What he wanted the most was set highest. He decided whether to save for the higher price item or cash out for something he did not want as much.

A basic coin was earned just for what he should normally be doing: chores, not starting problems with sibs, etc. Extra coins were earned by doing extra house work, effective problem solving with sibs, helping younger sib, and basically using words instead of temper to handle situations. Of course the extra coins were followed up with a positive acknowledgement.

I felt this put him in charge of his behavior. It made his stop and think.

1 mom found this helpful


answers from Oklahoma City on

Taking the things away that you're doing aren't making an impact because they aren't the natural consequences. That's not working and this may be why.

This is a tough one though because he's doing well at school. Give him 2 acceptable choices and don't waver.
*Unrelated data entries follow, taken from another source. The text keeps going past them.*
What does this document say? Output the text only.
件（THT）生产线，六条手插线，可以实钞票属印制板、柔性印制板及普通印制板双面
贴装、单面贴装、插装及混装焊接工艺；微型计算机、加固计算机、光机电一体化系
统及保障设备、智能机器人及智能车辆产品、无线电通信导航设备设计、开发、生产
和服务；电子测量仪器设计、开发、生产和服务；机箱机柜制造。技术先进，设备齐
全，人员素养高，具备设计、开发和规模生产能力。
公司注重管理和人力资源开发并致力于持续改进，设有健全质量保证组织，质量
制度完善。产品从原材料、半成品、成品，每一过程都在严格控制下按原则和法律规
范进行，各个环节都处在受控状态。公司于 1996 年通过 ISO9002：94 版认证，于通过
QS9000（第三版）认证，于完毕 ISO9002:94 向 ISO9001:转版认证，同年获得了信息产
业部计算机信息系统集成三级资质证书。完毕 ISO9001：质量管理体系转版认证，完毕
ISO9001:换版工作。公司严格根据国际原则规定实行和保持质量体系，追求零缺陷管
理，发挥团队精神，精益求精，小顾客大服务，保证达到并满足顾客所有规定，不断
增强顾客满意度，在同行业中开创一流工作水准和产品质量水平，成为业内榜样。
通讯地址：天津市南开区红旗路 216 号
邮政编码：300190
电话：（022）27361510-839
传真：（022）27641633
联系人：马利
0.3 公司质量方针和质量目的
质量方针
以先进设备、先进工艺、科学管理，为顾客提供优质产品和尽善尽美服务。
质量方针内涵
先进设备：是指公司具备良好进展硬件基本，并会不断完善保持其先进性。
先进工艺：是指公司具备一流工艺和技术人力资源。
answers from Providence on

When my children don't behave I make the punishment match with the behavior. If he isn' playing fair with his brother, tell him that if he can't play nice he can play by himself in his room. If he's not using the toys correctly(throwing down the stairs,hitting up against te wall,etc) then take the you away and tell him he can have it back when he proves he knows how to use it. When my children don't listen and pretend they can't hear me I do the same to them. If I tell them to pick up their toys and they don't listen, when they ask me to get them a snack or a toy off the high shelf I won't listen until they know they just did the same thing and its wrong. Tantrums don't work in my house. If they start whining about something I say "mommys watching tv right now please continue in you room until my shows done" or " the other kids are hungry please let me finish dinner then if you're still upset we can talk" it works every time because once you're done they've normally moved on. Kids can be tough sometimes but you have to be firm so they grow up to be great hard working adults



answers from San Francisco on

I find that with older kids like your son, taking something away isn't always effective because they know they will get it back eventually so they just move on to something else and wait it out.

To me, the best way to get their attention at this age is to take up their time. Not by sitting on a bed, but by writing sentences. So, when he flat out tells you no, he goes to his room, but while there he writes 100 sentences "I will not be disrepectful to my parents." or something like that. Makes much more of an impact because he'll hate it a LOT more than just sitting on his bed for 10 minutes.